Herrera lo saludó respetuosamente en la lengua de los nermernuh, el Pueblo. Quanah inclinó la cabeza.

—Bienvenidos —saludó, y en un español fluido, aunque con acento, pidió que desmontaran y entraran.

Tarrant se sintió muy aliviado. En Santa Fe había aprendido algo del lenguaje de signos de los indios de la pradera, pero lo usaba con torpeza, y Herrera le había dicho que, de todos modos, pocos comanches lo dominaban. El traficante le había explicado que quizá Quanah no se dignara hablar español con americanos. También chapurreaba el inglés, pero no se crearía dificultades innecesarias hablando en ese idioma.

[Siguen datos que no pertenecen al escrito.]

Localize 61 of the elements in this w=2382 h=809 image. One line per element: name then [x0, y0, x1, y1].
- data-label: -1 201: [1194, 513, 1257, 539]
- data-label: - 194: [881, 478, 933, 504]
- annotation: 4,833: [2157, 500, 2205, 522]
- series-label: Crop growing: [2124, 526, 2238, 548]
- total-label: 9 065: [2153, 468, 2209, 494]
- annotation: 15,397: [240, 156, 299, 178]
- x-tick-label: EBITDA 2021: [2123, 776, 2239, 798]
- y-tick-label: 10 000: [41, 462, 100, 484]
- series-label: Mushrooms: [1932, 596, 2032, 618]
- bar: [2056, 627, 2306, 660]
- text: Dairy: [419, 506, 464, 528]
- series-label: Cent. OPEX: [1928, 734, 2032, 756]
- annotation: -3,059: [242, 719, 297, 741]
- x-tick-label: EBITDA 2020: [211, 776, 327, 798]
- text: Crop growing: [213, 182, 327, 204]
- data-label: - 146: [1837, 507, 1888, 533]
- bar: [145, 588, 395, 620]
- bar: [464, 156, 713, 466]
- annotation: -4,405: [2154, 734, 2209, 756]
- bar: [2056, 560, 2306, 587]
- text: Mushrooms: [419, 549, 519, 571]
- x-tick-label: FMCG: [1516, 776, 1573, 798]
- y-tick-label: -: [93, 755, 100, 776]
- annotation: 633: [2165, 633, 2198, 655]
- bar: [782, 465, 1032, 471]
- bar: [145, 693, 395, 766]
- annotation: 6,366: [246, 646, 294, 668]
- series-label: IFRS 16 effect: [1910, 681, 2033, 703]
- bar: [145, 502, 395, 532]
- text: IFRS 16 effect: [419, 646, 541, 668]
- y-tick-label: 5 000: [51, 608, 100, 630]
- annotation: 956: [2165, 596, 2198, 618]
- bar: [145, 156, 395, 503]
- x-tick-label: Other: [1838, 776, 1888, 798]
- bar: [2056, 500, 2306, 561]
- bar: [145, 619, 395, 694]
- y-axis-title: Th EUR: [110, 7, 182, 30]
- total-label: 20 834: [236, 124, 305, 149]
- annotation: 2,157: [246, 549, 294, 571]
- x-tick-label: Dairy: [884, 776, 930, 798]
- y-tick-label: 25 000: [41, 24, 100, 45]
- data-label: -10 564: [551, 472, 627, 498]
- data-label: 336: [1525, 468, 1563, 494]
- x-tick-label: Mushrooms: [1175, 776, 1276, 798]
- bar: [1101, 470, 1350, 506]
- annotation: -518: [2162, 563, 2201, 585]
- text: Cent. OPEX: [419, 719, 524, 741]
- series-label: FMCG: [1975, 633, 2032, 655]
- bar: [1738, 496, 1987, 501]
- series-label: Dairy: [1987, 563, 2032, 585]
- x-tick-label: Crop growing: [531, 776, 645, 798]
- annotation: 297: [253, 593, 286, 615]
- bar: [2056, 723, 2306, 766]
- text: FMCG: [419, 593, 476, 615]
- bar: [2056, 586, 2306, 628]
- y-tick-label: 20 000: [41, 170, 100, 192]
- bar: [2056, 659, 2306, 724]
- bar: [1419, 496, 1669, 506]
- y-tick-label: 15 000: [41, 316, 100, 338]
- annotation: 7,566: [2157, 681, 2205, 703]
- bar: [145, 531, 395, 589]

—Muchas gracias, señor —dijo Tarrant en español, para establecer que él estaba al mando. Se preguntó si tendría que haber usado el honorífico «Don Quanah».

Herrera dejó las monturas a cargo de sus hijos y entró con el jefe, Tarrant y Rufus en el tipi. Dentro sólo había mantas de dormir; era un campamento de guerreros. La luz resultaba tenue después del resplandor de fuera, y el aire olía a cuero y humo. Los nombres se sentaron en círculo con las piernas cruzadas. Dos esposas sé marcharon, apostándose en la entrada por si las necesitaban.